KM: I agree that the Promises concert should be recorded. One major label attempted to get the recording rights for a couple of months prior to the concerts; all of the creative team agreed, but Neil Simon vetoed the recording (perhaps because he thought the production might transfer to Broadway and then be recorded). The same label is now trying to record the April Los Angeles Promises concert starring Jason Alexander, having also attempted for the last couple of years to get the rights to reissuing United Artists' original Broadway cast recording of Promises. In the latter situation, it appears that those who control the rights to U.A. cast recordings will not allow separate titles to be reissued; they want to sell the entire catalogue as one unit.

Steven from Philadelphia asks: Do you have any idea of future plans for the Encores! series?
KM: I've heard that Do I Hear A Waltz? is a strong possibility for next season. There was talk of Li'l Abner, but there's also talk of a Broadway revival of that one.

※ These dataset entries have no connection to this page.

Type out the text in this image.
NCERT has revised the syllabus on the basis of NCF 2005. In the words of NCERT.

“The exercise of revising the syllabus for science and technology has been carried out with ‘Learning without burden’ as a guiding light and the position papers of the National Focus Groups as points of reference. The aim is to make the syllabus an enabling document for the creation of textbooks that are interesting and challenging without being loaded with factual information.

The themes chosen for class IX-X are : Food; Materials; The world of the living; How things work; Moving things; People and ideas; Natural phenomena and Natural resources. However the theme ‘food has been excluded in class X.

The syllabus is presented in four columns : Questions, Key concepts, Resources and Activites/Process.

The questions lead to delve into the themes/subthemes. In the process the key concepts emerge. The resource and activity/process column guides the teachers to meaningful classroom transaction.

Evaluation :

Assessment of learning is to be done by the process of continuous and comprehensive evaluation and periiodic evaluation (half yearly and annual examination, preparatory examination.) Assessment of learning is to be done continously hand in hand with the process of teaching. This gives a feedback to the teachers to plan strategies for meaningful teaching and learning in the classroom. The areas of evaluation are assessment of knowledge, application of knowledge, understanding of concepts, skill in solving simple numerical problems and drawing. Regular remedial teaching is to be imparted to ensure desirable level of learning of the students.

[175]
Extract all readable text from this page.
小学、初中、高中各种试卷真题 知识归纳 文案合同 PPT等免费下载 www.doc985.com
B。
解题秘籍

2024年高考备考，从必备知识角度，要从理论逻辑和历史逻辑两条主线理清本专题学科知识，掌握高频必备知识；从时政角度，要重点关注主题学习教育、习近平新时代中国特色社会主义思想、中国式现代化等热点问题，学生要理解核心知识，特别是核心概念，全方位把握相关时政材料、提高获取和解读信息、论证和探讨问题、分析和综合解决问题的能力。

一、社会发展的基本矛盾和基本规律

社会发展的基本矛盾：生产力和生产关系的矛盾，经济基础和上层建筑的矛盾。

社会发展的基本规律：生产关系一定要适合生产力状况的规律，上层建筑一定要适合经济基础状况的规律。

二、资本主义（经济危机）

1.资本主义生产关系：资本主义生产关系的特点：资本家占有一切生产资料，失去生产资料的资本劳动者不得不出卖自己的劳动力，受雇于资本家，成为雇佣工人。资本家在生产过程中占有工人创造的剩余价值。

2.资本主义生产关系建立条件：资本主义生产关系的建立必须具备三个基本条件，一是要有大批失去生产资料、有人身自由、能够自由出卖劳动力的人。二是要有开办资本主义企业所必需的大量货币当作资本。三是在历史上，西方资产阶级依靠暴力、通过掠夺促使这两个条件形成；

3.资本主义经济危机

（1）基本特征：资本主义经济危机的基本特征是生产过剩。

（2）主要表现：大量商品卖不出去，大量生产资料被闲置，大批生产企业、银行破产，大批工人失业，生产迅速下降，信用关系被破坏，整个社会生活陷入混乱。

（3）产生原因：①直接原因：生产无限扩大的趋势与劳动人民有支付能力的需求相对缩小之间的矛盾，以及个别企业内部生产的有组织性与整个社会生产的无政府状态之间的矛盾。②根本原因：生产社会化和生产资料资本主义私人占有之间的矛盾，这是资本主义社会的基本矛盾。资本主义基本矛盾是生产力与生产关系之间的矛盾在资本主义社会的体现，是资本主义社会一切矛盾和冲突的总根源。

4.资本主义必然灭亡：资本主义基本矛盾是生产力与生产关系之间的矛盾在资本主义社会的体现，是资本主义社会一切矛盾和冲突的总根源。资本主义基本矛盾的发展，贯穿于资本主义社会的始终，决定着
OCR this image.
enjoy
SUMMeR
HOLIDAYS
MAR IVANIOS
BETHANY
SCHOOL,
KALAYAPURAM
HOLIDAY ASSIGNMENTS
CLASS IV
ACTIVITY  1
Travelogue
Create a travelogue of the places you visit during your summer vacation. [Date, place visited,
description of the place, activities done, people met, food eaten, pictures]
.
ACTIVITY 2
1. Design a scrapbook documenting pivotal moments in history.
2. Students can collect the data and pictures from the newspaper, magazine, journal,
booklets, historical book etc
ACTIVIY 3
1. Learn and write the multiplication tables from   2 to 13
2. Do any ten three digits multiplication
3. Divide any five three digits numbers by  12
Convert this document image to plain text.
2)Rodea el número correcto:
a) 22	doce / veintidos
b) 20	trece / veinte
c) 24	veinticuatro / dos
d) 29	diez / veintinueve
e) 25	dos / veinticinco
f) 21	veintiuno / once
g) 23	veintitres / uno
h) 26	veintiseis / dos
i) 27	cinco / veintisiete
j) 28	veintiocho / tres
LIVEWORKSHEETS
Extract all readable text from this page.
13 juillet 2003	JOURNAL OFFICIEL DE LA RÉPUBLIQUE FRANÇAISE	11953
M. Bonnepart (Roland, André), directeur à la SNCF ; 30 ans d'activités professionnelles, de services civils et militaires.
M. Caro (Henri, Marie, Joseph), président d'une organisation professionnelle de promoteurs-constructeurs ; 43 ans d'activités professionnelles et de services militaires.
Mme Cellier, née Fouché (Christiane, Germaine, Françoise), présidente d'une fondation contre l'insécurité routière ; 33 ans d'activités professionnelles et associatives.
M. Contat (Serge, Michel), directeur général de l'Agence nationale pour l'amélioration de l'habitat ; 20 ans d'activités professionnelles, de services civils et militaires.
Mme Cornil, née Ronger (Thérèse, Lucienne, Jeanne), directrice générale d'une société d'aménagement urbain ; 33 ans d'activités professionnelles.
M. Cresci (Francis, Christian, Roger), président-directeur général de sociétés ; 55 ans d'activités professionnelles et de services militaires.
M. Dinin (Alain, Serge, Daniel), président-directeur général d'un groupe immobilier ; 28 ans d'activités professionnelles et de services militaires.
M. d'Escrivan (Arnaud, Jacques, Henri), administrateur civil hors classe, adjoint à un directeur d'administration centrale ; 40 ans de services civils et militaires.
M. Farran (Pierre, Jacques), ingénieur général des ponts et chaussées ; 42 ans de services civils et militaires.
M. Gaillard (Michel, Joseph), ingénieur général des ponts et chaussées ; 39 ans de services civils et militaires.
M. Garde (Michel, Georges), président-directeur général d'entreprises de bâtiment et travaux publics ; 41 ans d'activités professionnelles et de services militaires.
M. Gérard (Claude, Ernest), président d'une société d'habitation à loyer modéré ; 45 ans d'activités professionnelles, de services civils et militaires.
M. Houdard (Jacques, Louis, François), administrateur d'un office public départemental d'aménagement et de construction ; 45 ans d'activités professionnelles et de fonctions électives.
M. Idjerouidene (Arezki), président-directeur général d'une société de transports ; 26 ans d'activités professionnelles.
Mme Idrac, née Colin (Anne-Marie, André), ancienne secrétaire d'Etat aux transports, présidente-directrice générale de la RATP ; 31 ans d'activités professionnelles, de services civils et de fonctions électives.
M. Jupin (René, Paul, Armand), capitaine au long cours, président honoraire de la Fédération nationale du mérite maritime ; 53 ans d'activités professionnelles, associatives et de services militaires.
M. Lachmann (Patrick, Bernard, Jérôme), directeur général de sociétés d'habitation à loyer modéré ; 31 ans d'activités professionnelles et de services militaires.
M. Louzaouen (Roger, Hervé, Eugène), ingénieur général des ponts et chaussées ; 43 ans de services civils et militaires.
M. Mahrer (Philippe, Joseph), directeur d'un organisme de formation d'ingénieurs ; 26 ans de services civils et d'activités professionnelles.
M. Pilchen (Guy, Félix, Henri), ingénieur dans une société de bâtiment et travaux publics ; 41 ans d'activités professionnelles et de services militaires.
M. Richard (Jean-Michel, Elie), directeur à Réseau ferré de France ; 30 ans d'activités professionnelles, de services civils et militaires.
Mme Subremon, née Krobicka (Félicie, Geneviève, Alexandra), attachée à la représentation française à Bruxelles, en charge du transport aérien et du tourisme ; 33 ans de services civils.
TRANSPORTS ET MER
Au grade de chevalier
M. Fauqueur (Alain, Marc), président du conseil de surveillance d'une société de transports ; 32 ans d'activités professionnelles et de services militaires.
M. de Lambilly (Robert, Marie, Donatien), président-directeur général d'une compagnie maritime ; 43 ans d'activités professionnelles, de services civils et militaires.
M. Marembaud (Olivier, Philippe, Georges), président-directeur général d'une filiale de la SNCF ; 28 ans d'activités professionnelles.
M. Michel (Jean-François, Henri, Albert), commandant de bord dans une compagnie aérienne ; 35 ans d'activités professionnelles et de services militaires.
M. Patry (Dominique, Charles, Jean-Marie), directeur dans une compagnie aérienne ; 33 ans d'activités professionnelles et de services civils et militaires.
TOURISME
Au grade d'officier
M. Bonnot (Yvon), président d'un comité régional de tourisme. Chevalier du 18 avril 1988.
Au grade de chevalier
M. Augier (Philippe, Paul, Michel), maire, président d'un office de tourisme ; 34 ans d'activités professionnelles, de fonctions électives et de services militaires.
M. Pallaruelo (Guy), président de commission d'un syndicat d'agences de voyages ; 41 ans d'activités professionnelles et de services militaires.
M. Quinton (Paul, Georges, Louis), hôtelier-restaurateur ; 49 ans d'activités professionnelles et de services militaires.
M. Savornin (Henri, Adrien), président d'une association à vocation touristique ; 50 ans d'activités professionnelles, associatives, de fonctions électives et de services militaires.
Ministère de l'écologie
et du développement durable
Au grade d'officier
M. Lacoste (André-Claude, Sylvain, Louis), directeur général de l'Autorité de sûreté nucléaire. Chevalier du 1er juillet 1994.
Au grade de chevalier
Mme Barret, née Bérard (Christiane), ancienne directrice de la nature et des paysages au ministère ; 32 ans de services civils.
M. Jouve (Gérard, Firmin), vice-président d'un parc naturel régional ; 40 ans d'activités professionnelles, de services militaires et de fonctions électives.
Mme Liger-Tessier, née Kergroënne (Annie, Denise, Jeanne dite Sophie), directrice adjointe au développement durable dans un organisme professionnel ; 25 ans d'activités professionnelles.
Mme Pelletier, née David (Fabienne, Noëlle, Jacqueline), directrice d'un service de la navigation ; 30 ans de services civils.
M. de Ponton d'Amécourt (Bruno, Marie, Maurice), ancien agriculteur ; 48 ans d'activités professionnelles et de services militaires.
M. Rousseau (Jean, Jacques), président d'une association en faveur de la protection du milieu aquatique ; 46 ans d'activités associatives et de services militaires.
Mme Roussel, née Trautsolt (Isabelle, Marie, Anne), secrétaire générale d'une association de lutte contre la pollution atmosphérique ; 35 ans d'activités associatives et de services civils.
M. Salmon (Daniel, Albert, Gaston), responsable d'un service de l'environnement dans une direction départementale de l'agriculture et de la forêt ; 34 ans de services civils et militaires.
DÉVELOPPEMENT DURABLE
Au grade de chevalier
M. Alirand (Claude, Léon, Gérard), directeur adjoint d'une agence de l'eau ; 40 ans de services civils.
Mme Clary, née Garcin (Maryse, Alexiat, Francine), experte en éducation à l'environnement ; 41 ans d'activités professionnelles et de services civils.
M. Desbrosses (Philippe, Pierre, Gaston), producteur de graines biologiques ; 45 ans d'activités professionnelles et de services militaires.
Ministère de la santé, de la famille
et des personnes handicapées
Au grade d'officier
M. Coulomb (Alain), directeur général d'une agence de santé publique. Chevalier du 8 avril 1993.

And while articles on the series have mentioned A Tree Grows in Brooklyn, I hear that holders of the rights to that show may prefer to develop a revised stage production. St. Louis Woman is also a possibility.

John Pingree asks: Although Harold Prince's 1974 reworking of Candide was a hit, I've read reports that Leonard Bernstein was not really happy with the production nor with Prince's 1982 New York City Opera version. Supposedly, Bernstein considered the 1991 concert version, recorded on Deutsche Grammophon, which grew out of the Scottish Opera production, the definitive Candide. Why then does Bernstein's estate allow Prince to again re-mount his version on Broadway?

KM: You are correct in stating that Bernstein's Scottish Opera version, which was recorded by TER and taped and televised in England, then recorded by DG (with a more stellar company) and telecast in a concert version, is now the official performance version of the piece. But the Bernstein estate allowed Hal Prince to use the version he favors for a Lyric Opera of Chicago mounting three years ago, and again for the new Broadway version, both of which feature revisions and alterations from the City Opera version. I would imagine that the Bernstein estate likes seeing Candide get its third Broadway mounting, and as Livent wanted Prince to do his version (albeit with revisions), the Bernstein estate would not have wished to stand in the way of a potentially lucrative, long-running new production (which is expected to hit Livent's Toronto and Vancouver theatres in addition to Broadway).

Finally, in answer to numerous questions, it appears that Bernadette Peters' next vehicle, hinted at on a recent Rosie O'Donnell Show, will be a revival of Annie Get Your Gun, to be produced by the Weisslers. Previously mentioned for this production were Geena Davis and Patti LuPone.